Tensor Slicing and Optimization for Multicore NPUs

Abstract

This paper introduces the Tensor Slicing Optimization (TSO) pass for the TensorFlow XLA/LLVM compiler, designed to improve CNN performance on highly constrained Multicore Neural Processor Units (NPUs). TSO efficiently partitions convolution tensors to maximize parallelism and memory utilization while minimizing host-to-NPU data transfers by leveraging DRAM memory burst time estimates.
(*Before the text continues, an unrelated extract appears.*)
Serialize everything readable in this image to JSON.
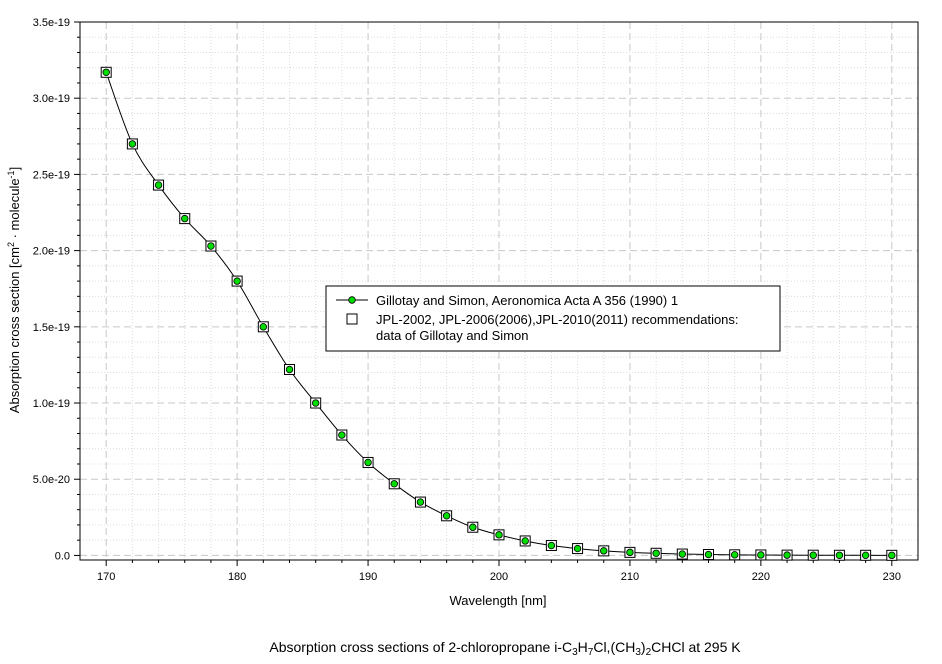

Evaluating TSO on a 32-core RISC-V NeuroMorphic Processor (NMP) demonstrated significant execution time reductions, yielding speed-ups up to 21.7% compared to standard slicing techniques.

Report

Key Highlights

• Innovation: Introduction of the Tensor Slicing Optimization (TSO) compiler pass for efficient data parallelization of Convolutional Neural Networks (CNNs).
• Goal: Minimize memory transactions between the host and NPU on-chip memory while maximizing parallelism and MAC utilization across NPU cores.
• Methodology: TSO guides tensor slicing based on DRAM memory burst time estimates, optimizing for memory transfer efficiency rather than just core utilization.
• Performance Gain: Experimental results showed speed-ups of up to 21.7% when comparing the burst-based TSO technique against a non-optimized, no-burst data slicing approach.
• Toolchain Integration: The TSO optimization was implemented as a pass in the TensorFlow XLA/LLVM compiler and was also successfully ported and validated on the Glow Machine Learning framework.
• Target Hardware: The approach was tested on the NeuroMorphic Processor (NMP), a multicore NPU.

Technical Details

• Optimization Name: Tensor Slicing Optimization (TSO).
• Framework Integration: Implemented as a compiler optimization pass within the TensorFlow XLA/LLVM stack.
• Architecture Focus: Highly-constrained Multicore Neural Processor Units (NPUs) characterized by small on-chip memory footprints.
• Core Hardware Used for Evaluation: The NeuroMorphic Processor (NMP), which consists of 32 RISC-V cores.
• RISC-V Extensions: The RISC-V cores within the NMP are extended with novel, presumably custom, CNN instructions to accelerate neural network computations.
• Optimization Metric: The key differentiator is using hardware-specific timing information (DRAM memory burst time estimates) to determine the optimal tensor slice size, ensuring efficient data transfers alongside workload balancing.

Implications

• Advancing RISC-V NPUs: This work validates that complex ML optimizations can be effectively integrated into the software stack for RISC-V based NPUs, which often rely on custom instructions (like the CNN extensions mentioned) for competitive performance.
• Compiler Toolchain Maturation: By integrating TSO into major ML compiler infrastructures (XLA/LLVM and Glow), the paper demonstrates a path toward mature, performance-critical software stacks necessary for deploying ML models efficiently on specialized hardware ecosystems like RISC-V.
• Solving Heterogeneous Memory Bottlenecks: The emphasis on optimizing for DRAM burst time directly addresses the persistent challenge of latency and bandwidth bottlenecks when bridging large host memory (DRAM) and small, fast on-chip memories, a common issue in specialized accelerators and edge AI devices.
• Performance Benchmarking: The quantifiable 21.7% speed-up provides strong evidence that hardware-aware compiler optimization is critical for maximizing the utilization of multicore RISC-V accelerators in real-world CNN applications.